Resistance Training Should Be Standard of Care for All Elderly, UAMS Experts to Tell National Institutes of Health

By todd

William J. Evans, Ph.D., and Jeanne Wei, M.D., Ph.D., were to brief an interdisciplinary audience of scientists and policymakers at a conference on the special aging problems of persons with disabilities.

Evans, director of the Nutrition, Metabolism and Exercise Laboratory at the Donald W. Reynolds Center on Aging at UAMS, was scheduled to explain muscle function and response to exercise in older adults. His address to the NIH audience follows presentations in Salzburg, Austria, July 10 and New York July 16.

Evans has demonstrated that frail nursing home patients as well as other more able-bodied elderly persons clearly benefit from resistance exercise, such as weight-lifting, and has declared that resistance training “should be the standard of care for all elderly people.” His landmark studies have demonstrated the ability of older men and women to improve strength, fitness, and health through exercise, even into the 10th decade of life.
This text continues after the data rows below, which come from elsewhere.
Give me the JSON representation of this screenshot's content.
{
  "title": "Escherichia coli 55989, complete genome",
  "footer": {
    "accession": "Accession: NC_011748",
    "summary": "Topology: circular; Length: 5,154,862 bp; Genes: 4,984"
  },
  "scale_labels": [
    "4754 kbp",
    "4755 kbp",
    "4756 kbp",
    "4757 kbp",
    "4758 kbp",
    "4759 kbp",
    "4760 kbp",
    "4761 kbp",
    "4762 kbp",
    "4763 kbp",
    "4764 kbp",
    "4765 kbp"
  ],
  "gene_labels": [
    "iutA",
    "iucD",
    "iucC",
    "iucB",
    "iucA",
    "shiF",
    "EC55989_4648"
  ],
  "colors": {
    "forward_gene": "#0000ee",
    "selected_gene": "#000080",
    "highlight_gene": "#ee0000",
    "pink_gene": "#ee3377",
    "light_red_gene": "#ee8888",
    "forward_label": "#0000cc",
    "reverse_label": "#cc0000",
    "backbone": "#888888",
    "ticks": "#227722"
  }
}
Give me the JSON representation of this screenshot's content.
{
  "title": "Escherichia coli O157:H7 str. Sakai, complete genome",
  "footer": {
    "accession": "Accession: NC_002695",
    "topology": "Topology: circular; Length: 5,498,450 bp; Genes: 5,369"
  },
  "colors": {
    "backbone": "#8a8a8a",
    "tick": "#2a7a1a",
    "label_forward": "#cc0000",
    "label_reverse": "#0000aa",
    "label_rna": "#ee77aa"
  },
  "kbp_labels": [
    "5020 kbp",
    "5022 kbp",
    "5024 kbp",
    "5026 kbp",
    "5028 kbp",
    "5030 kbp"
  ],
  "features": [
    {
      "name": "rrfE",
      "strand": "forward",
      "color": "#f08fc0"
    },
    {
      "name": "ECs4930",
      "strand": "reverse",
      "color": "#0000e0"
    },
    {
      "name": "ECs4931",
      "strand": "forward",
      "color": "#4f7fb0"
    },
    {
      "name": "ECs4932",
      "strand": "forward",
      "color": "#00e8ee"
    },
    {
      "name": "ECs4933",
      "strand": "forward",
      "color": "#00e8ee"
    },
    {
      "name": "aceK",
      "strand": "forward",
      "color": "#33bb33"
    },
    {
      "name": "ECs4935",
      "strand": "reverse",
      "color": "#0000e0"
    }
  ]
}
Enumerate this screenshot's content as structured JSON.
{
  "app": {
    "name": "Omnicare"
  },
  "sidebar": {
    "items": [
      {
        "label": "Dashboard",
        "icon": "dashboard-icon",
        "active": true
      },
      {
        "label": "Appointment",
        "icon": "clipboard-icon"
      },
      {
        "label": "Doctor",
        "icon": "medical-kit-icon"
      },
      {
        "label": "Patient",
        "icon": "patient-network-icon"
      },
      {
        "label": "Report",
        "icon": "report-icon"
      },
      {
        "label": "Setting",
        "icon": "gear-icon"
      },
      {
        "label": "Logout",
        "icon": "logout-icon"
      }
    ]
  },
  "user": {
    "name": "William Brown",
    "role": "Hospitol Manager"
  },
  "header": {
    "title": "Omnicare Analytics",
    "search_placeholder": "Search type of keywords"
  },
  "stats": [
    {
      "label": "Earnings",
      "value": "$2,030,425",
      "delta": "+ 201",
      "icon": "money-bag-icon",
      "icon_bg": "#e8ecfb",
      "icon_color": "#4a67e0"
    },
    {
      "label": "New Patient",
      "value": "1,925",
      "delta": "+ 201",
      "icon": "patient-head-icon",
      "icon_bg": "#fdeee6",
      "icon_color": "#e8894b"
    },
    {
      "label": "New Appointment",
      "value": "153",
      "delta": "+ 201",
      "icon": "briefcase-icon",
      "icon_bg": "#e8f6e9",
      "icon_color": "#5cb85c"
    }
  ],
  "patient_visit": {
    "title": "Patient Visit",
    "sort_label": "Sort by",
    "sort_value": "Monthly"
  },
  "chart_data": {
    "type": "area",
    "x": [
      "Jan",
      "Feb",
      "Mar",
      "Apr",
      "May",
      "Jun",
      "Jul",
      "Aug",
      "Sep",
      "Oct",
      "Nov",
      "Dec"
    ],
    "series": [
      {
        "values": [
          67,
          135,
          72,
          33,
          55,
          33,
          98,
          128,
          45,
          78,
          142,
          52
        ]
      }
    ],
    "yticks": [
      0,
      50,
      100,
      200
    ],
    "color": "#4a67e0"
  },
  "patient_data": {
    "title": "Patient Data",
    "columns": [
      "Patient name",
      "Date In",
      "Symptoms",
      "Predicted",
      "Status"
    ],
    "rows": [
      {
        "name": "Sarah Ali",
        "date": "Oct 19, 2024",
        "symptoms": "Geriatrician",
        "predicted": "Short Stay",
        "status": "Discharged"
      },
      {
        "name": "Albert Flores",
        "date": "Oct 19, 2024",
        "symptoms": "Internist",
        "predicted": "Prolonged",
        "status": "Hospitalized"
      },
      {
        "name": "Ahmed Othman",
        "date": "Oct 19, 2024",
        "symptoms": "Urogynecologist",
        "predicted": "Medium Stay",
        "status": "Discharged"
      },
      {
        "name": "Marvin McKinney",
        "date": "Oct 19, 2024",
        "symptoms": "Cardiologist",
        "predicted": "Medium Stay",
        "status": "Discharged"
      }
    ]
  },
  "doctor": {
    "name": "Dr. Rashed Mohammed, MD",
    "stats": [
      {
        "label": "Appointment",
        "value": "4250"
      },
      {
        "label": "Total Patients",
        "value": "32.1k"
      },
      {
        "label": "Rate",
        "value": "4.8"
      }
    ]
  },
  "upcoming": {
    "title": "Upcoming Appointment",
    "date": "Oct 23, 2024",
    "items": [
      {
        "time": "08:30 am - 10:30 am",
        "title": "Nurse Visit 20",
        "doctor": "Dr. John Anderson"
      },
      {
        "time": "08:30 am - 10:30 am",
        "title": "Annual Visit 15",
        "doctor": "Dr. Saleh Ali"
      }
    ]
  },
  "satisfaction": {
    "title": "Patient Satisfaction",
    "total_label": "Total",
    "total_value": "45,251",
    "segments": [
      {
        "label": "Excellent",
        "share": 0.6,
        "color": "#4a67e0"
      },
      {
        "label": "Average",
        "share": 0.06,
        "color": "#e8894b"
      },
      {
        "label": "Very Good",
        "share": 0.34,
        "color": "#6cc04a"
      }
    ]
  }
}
He receives grant support from a variety of sources including the National Institutes of Health and the Veterans Administration and is an advisor to NASA. He is the author of AstroFit (Simon & Schuster 2002).

Wei, executive vice chair of the Donald W. Reynolds Department of Geriatrics in the UAMS College of Medicine, planned to discuss the relationship of aging and cardiac function. On the faculty of Harvard University Medical School from 1987 to 2002, Wei has focused her research on the effects of age on cardiovascular homeostasis, biology of aging, and mechanisms of cardiac dysfunction. She is the author of Aging Well; The Complete Guide to Physical and Emotional Health (John Wiley 2000).

Wei and Evans are part of an interdisciplinary team of researchers and clinicians specializing on aging at UAMS. The UAMS research program has made breakthroughs on the cause of Alzheimer’s disease; an alternative to traditional hormone replacement therapy that has less risk of cancer; and treatment of multiple myeloma, a cancer that primarily strikes older adults, among other age-related health problems.

The National Institutes of Health (NIH) convened the conference to focus attention on the increasing number of older individuals with disabilities, resulting from those with serious disabilities living longer, and from the increased prevalence of disabilities associated with aging.